Иван Васильевич, опираясь на длинный посох, появился на красном крыльце дворца, окруженный рындами и боярами.
На нем бархатная, широкая, опушенная соболями шуба, бобровая шапка, осыпанная драгоценными каменьями и жемчугом.
Ступал он тихо, медленно, в задумчивости. Иногда останавливался. Внимание его на минуту привлекла стая белоснежных голубей, которая закружилась, взлетела высоко над собором Успенья. В стороне, на кремлевском дворе, царь увидел толпу ратников. Они волокли на плечах бревна. Остановился, покачал головой, видимо чем-то недовольный, двинулся дальше по дорожке к собору. Провожавшие его вельможи подобострастно замедлили шаг, боясь забежать вперед. Они не спускали глаз с высокой фигуры царя, робко поглядывали на его шею, слегка прикрытую подстриженными скобою волосами. Шея сильная, жилистая, говорит об упрямстве и властности. Такая шея может склониться только перед Богом.
Остановившись около митрополичьего подворья, Иван Васильевич оглядел с недовольным видом толпу своих провожатых. Бояре низко поклонились ему.
В это время, распевая псалмы, навстречу государю вышли архипастыри в полном облачении; впереди всех с крестом в руке выделялся игумен Чудова монастыря, старец Левкий, снискавший особое расположение царя.
Приняв благословение от Левкия, Иван Васильевич, в сопровождении духовенства, направился в покои митрополита Макария. Митрополит принял государя, лежа в постели. После взаимных приветствий царь и митрополит пожелали остаться одни.
– Стар я, государь мой, батюшка... Стар и немощен. Видать, уже и с ложа не подняться мне. И молитва не помогает. Давно жажду повидаться с тобой, батюшка Иван Васильевич. И лекари твои не помогли... Видать, Господу Богу угодно прибрать меня... Пожил я... устал... Прощай! Совесть моя спокойна. Молитвою послужил родине. Не страшусь предстать пред Всевышним.
Иван Васильевич сел около митрополита, участливо посмотрел в его исхудалое, морщинистое лицо.
– Многоценная жизнь твоя, – тихо произнес он, – во благо царю и всей земли нашей!

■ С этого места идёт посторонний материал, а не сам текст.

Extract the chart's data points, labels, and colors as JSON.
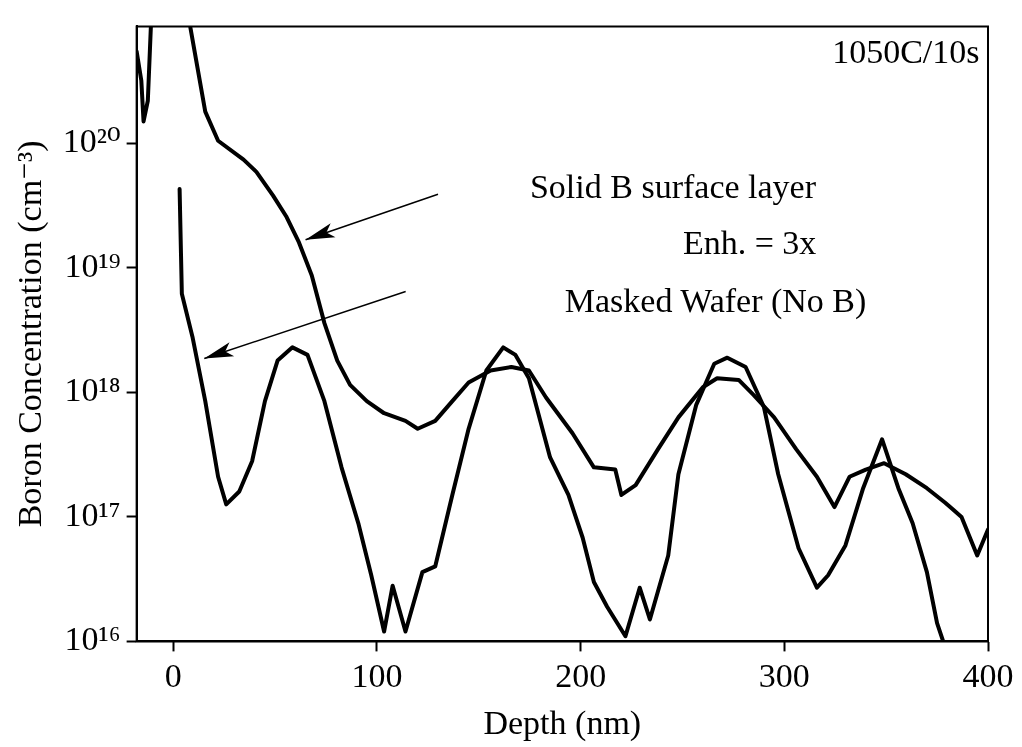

Твоя паства, как цветы от солнечного огревания, растет и множится. И счастье и страдания твои меркнут перед тем, что содеяно тобою. А мои дела ничтожны перед теми страданиями, что выпали на мою долю. Сделанное вчера сегодня разрушается, и кем? Моими же людьми. Что сделаю завтра – не могу верить в незыблемость того. Твои дела всем видны и никогда не забудутся!.. Своими писаниями ты говоришь с веками.

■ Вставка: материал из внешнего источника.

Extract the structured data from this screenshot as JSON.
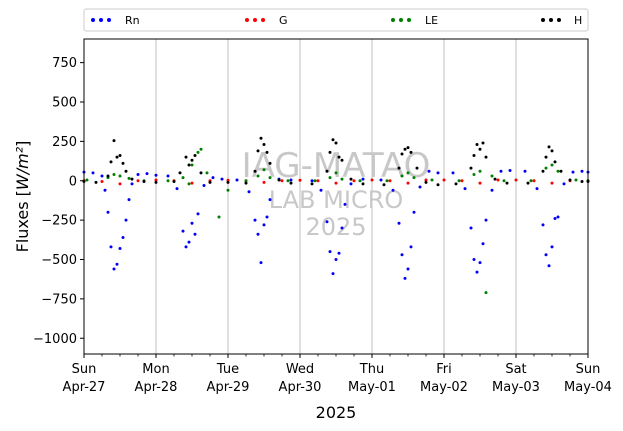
{
  "chart_data": {
    "type": "scatter",
    "title": "",
    "xlabel": "2025",
    "ylabel": "Fluxes [W/m²]",
    "ylim": [
      -1100,
      900
    ],
    "xlim": [
      "2025-04-27",
      "2025-05-04"
    ],
    "grid": "vertical",
    "legend": "top",
    "yticks": [
      750,
      500,
      250,
      0,
      -250,
      -500,
      -750,
      -1000
    ],
    "xticks": [
      {
        "date": "2025-04-27",
        "day": "Sun",
        "label": "Apr-27"
      },
      {
        "date": "2025-04-28",
        "day": "Mon",
        "label": "Apr-28"
      },
      {
        "date": "2025-04-29",
        "day": "Tue",
        "label": "Apr-29"
      },
      {
        "date": "2025-04-30",
        "day": "Wed",
        "label": "Apr-30"
      },
      {
        "date": "2025-05-01",
        "day": "Thu",
        "label": "May-01"
      },
      {
        "date": "2025-05-02",
        "day": "Fri",
        "label": "May-02"
      },
      {
        "date": "2025-05-03",
        "day": "Sat",
        "label": "May-03"
      },
      {
        "date": "2025-05-04",
        "day": "Sun",
        "label": "May-04"
      }
    ],
    "watermark": [
      "IAG-MATAO",
      "LAB MICRO",
      "2025"
    ],
    "series": [
      {
        "name": "Rn",
        "color": "#0000ff",
        "points": [
          [
            "2025-04-27 00:00",
            55
          ],
          [
            "2025-04-27 03:00",
            50
          ],
          [
            "2025-04-27 06:00",
            30
          ],
          [
            "2025-04-27 07:00",
            -60
          ],
          [
            "2025-04-27 08:00",
            -200
          ],
          [
            "2025-04-27 09:00",
            -420
          ],
          [
            "2025-04-27 10:00",
            -560
          ],
          [
            "2025-04-27 11:00",
            -530
          ],
          [
            "2025-04-27 12:00",
            -430
          ],
          [
            "2025-04-27 13:00",
            -360
          ],
          [
            "2025-04-27 14:00",
            -250
          ],
          [
            "2025-04-27 15:00",
            -120
          ],
          [
            "2025-04-27 16:00",
            -20
          ],
          [
            "2025-04-27 18:00",
            40
          ],
          [
            "2025-04-27 21:00",
            45
          ],
          [
            "2025-04-28 00:00",
            35
          ],
          [
            "2025-04-28 04:00",
            30
          ],
          [
            "2025-04-28 07:00",
            -50
          ],
          [
            "2025-04-28 09:00",
            -320
          ],
          [
            "2025-04-28 10:00",
            -420
          ],
          [
            "2025-04-28 11:00",
            -390
          ],
          [
            "2025-04-28 12:00",
            -270
          ],
          [
            "2025-04-28 13:00",
            -340
          ],
          [
            "2025-04-28 14:00",
            -210
          ],
          [
            "2025-04-28 16:00",
            -30
          ],
          [
            "2025-04-28 19:00",
            20
          ],
          [
            "2025-04-28 22:00",
            10
          ],
          [
            "2025-04-29 03:00",
            5
          ],
          [
            "2025-04-29 07:00",
            -70
          ],
          [
            "2025-04-29 09:00",
            -250
          ],
          [
            "2025-04-29 10:00",
            -340
          ],
          [
            "2025-04-29 11:00",
            -520
          ],
          [
            "2025-04-29 12:00",
            -280
          ],
          [
            "2025-04-29 13:00",
            -230
          ],
          [
            "2025-04-29 14:00",
            -120
          ],
          [
            "2025-04-29 17:00",
            10
          ],
          [
            "2025-04-29 21:00",
            5
          ],
          [
            "2025-04-30 04:00",
            0
          ],
          [
            "2025-04-30 07:00",
            -60
          ],
          [
            "2025-04-30 09:00",
            -260
          ],
          [
            "2025-04-30 10:00",
            -450
          ],
          [
            "2025-04-30 11:00",
            -590
          ],
          [
            "2025-04-30 12:00",
            -500
          ],
          [
            "2025-04-30 13:00",
            -460
          ],
          [
            "2025-04-30 14:00",
            -300
          ],
          [
            "2025-04-30 15:00",
            -150
          ],
          [
            "2025-04-30 17:00",
            -20
          ],
          [
            "2025-04-30 21:00",
            10
          ],
          [
            "2025-05-01 03:00",
            5
          ],
          [
            "2025-05-01 07:00",
            -60
          ],
          [
            "2025-05-01 09:00",
            -270
          ],
          [
            "2025-05-01 10:00",
            -470
          ],
          [
            "2025-05-01 11:00",
            -620
          ],
          [
            "2025-05-01 12:00",
            -560
          ],
          [
            "2025-05-01 13:00",
            -420
          ],
          [
            "2025-05-01 14:00",
            -200
          ],
          [
            "2025-05-01 16:00",
            -40
          ],
          [
            "2025-05-01 19:00",
            60
          ],
          [
            "2025-05-01 22:00",
            50
          ],
          [
            "2025-05-02 03:00",
            50
          ],
          [
            "2025-05-02 07:00",
            -50
          ],
          [
            "2025-05-02 09:00",
            -300
          ],
          [
            "2025-05-02 10:00",
            -500
          ],
          [
            "2025-05-02 11:00",
            -580
          ],
          [
            "2025-05-02 12:00",
            -520
          ],
          [
            "2025-05-02 13:00",
            -400
          ],
          [
            "2025-05-02 14:00",
            -250
          ],
          [
            "2025-05-02 16:00",
            -60
          ],
          [
            "2025-05-02 19:00",
            60
          ],
          [
            "2025-05-02 22:00",
            65
          ],
          [
            "2025-05-03 03:00",
            60
          ],
          [
            "2025-05-03 07:00",
            -50
          ],
          [
            "2025-05-03 09:00",
            -280
          ],
          [
            "2025-05-03 10:00",
            -470
          ],
          [
            "2025-05-03 11:00",
            -540
          ],
          [
            "2025-05-03 12:00",
            -420
          ],
          [
            "2025-05-03 13:00",
            -240
          ],
          [
            "2025-05-03 14:00",
            -230
          ],
          [
            "2025-05-03 16:00",
            -20
          ],
          [
            "2025-05-03 19:00",
            55
          ],
          [
            "2025-05-03 22:00",
            60
          ],
          [
            "2025-05-04 00:00",
            55
          ]
        ]
      },
      {
        "name": "G",
        "color": "#ff0000",
        "points": [
          [
            "2025-04-27 00:00",
            0
          ],
          [
            "2025-04-27 06:00",
            -5
          ],
          [
            "2025-04-27 12:00",
            -20
          ],
          [
            "2025-04-27 18:00",
            0
          ],
          [
            "2025-04-28 00:00",
            5
          ],
          [
            "2025-04-28 06:00",
            0
          ],
          [
            "2025-04-28 12:00",
            -15
          ],
          [
            "2025-04-28 18:00",
            0
          ],
          [
            "2025-04-29 00:00",
            3
          ],
          [
            "2025-04-29 06:00",
            0
          ],
          [
            "2025-04-29 12:00",
            -10
          ],
          [
            "2025-04-29 18:00",
            0
          ],
          [
            "2025-04-30 00:00",
            3
          ],
          [
            "2025-04-30 06:00",
            0
          ],
          [
            "2025-04-30 12:00",
            -15
          ],
          [
            "2025-04-30 18:00",
            0
          ],
          [
            "2025-05-01 00:00",
            5
          ],
          [
            "2025-05-01 06:00",
            0
          ],
          [
            "2025-05-01 12:00",
            -15
          ],
          [
            "2025-05-01 18:00",
            5
          ],
          [
            "2025-05-02 00:00",
            5
          ],
          [
            "2025-05-02 06:00",
            0
          ],
          [
            "2025-05-02 12:00",
            -15
          ],
          [
            "2025-05-02 18:00",
            5
          ],
          [
            "2025-05-03 00:00",
            5
          ],
          [
            "2025-05-03 06:00",
            0
          ],
          [
            "2025-05-03 12:00",
            -15
          ],
          [
            "2025-05-03 18:00",
            0
          ],
          [
            "2025-05-04 00:00",
            0
          ]
        ]
      },
      {
        "name": "LE",
        "color": "#008000",
        "points": [
          [
            "2025-04-27 01:00",
            5
          ],
          [
            "2025-04-27 08:00",
            20
          ],
          [
            "2025-04-27 10:00",
            40
          ],
          [
            "2025-04-27 12:00",
            30
          ],
          [
            "2025-04-27 15:00",
            15
          ],
          [
            "2025-04-27 20:00",
            0
          ],
          [
            "2025-04-28 04:00",
            0
          ],
          [
            "2025-04-28 09:00",
            20
          ],
          [
            "2025-04-28 11:00",
            -20
          ],
          [
            "2025-04-28 12:00",
            100
          ],
          [
            "2025-04-28 14:00",
            180
          ],
          [
            "2025-04-28 15:00",
            200
          ],
          [
            "2025-04-28 17:00",
            50
          ],
          [
            "2025-04-28 21:00",
            -230
          ],
          [
            "2025-04-29 00:00",
            -60
          ],
          [
            "2025-04-29 06:00",
            0
          ],
          [
            "2025-04-29 10:00",
            30
          ],
          [
            "2025-04-29 12:00",
            70
          ],
          [
            "2025-04-29 14:00",
            20
          ],
          [
            "2025-04-29 20:00",
            0
          ],
          [
            "2025-04-30 05:00",
            0
          ],
          [
            "2025-04-30 10:00",
            20
          ],
          [
            "2025-04-30 12:00",
            50
          ],
          [
            "2025-04-30 14:00",
            10
          ],
          [
            "2025-04-30 20:00",
            0
          ],
          [
            "2025-05-01 05:00",
            0
          ],
          [
            "2025-05-01 10:00",
            30
          ],
          [
            "2025-05-01 12:00",
            50
          ],
          [
            "2025-05-01 14:00",
            20
          ],
          [
            "2025-05-01 20:00",
            5
          ],
          [
            "2025-05-02 05:00",
            0
          ],
          [
            "2025-05-02 10:00",
            40
          ],
          [
            "2025-05-02 12:00",
            60
          ],
          [
            "2025-05-02 14:00",
            -710
          ],
          [
            "2025-05-02 16:00",
            30
          ],
          [
            "2025-05-02 20:00",
            0
          ],
          [
            "2025-05-03 05:00",
            0
          ],
          [
            "2025-05-03 10:00",
            80
          ],
          [
            "2025-05-03 12:00",
            100
          ],
          [
            "2025-05-03 14:00",
            60
          ],
          [
            "2025-05-03 20:00",
            5
          ],
          [
            "2025-05-04 00:00",
            0
          ]
        ]
      },
      {
        "name": "H",
        "color": "#000000",
        "points": [
          [
            "2025-04-27 00:00",
            -5
          ],
          [
            "2025-04-27 04:00",
            -10
          ],
          [
            "2025-04-27 08:00",
            30
          ],
          [
            "2025-04-27 09:00",
            120
          ],
          [
            "2025-04-27 10:00",
            255
          ],
          [
            "2025-04-27 11:00",
            150
          ],
          [
            "2025-04-27 12:00",
            160
          ],
          [
            "2025-04-27 13:00",
            110
          ],
          [
            "2025-04-27 14:00",
            60
          ],
          [
            "2025-04-27 16:00",
            10
          ],
          [
            "2025-04-27 20:00",
            -5
          ],
          [
            "2025-04-28 00:00",
            -10
          ],
          [
            "2025-04-28 06:00",
            -5
          ],
          [
            "2025-04-28 08:00",
            50
          ],
          [
            "2025-04-28 10:00",
            150
          ],
          [
            "2025-04-28 11:00",
            100
          ],
          [
            "2025-04-28 12:00",
            130
          ],
          [
            "2025-04-28 13:00",
            160
          ],
          [
            "2025-04-28 15:00",
            50
          ],
          [
            "2025-04-28 18:00",
            -10
          ],
          [
            "2025-04-29 00:00",
            -10
          ],
          [
            "2025-04-29 06:00",
            -15
          ],
          [
            "2025-04-29 09:00",
            60
          ],
          [
            "2025-04-29 10:00",
            190
          ],
          [
            "2025-04-29 11:00",
            270
          ],
          [
            "2025-04-29 12:00",
            230
          ],
          [
            "2025-04-29 13:00",
            180
          ],
          [
            "2025-04-29 14:00",
            110
          ],
          [
            "2025-04-29 17:00",
            5
          ],
          [
            "2025-04-29 21:00",
            -15
          ],
          [
            "2025-04-30 04:00",
            -20
          ],
          [
            "2025-04-30 09:00",
            60
          ],
          [
            "2025-04-30 10:00",
            180
          ],
          [
            "2025-04-30 11:00",
            260
          ],
          [
            "2025-04-30 12:00",
            240
          ],
          [
            "2025-04-30 13:00",
            150
          ],
          [
            "2025-04-30 14:00",
            130
          ],
          [
            "2025-04-30 17:00",
            10
          ],
          [
            "2025-04-30 21:00",
            -20
          ],
          [
            "2025-05-01 04:00",
            -25
          ],
          [
            "2025-05-01 09:00",
            80
          ],
          [
            "2025-05-01 10:00",
            170
          ],
          [
            "2025-05-01 11:00",
            200
          ],
          [
            "2025-05-01 12:00",
            210
          ],
          [
            "2025-05-01 13:00",
            180
          ],
          [
            "2025-05-01 15:00",
            80
          ],
          [
            "2025-05-01 18:00",
            -10
          ],
          [
            "2025-05-01 22:00",
            -25
          ],
          [
            "2025-05-02 04:00",
            -20
          ],
          [
            "2025-05-02 09:00",
            80
          ],
          [
            "2025-05-02 10:00",
            160
          ],
          [
            "2025-05-02 11:00",
            230
          ],
          [
            "2025-05-02 12:00",
            200
          ],
          [
            "2025-05-02 13:00",
            240
          ],
          [
            "2025-05-02 14:00",
            150
          ],
          [
            "2025-05-02 17:00",
            10
          ],
          [
            "2025-05-02 21:00",
            -15
          ],
          [
            "2025-05-03 04:00",
            -15
          ],
          [
            "2025-05-03 09:00",
            60
          ],
          [
            "2025-05-03 10:00",
            150
          ],
          [
            "2025-05-03 11:00",
            215
          ],
          [
            "2025-05-03 12:00",
            190
          ],
          [
            "2025-05-03 13:00",
            120
          ],
          [
            "2025-05-03 15:00",
            60
          ],
          [
            "2025-05-03 18:00",
            5
          ],
          [
            "2025-05-03 22:00",
            -5
          ],
          [
            "2025-05-04 00:00",
            -5
          ]
        ]
      }
    ]
  }
}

Царь встал, прошелся из угла в угол по келье. В глазах его – тревога, подозрительность.
– Ангелы восхваляют имя твое, ты добр и милостив. Ради тебя, святой отец, снял я опалу с бояр... Простил Ивана Кубенского, князя Петра Шуйского, князя Александра Горбатого, Федора Воронцова, Димитрия Палецкого и других. Их было немало. Простил я и Семена и его сына Никиту, то бишь князей Лобановых-Ростовских. Оба они были пойманы на явной измене. Я по слову твоему помиловал их.
– Помню, Иван Васильевич, помню, родной наш государь... Бог спасет тебя, батюшка!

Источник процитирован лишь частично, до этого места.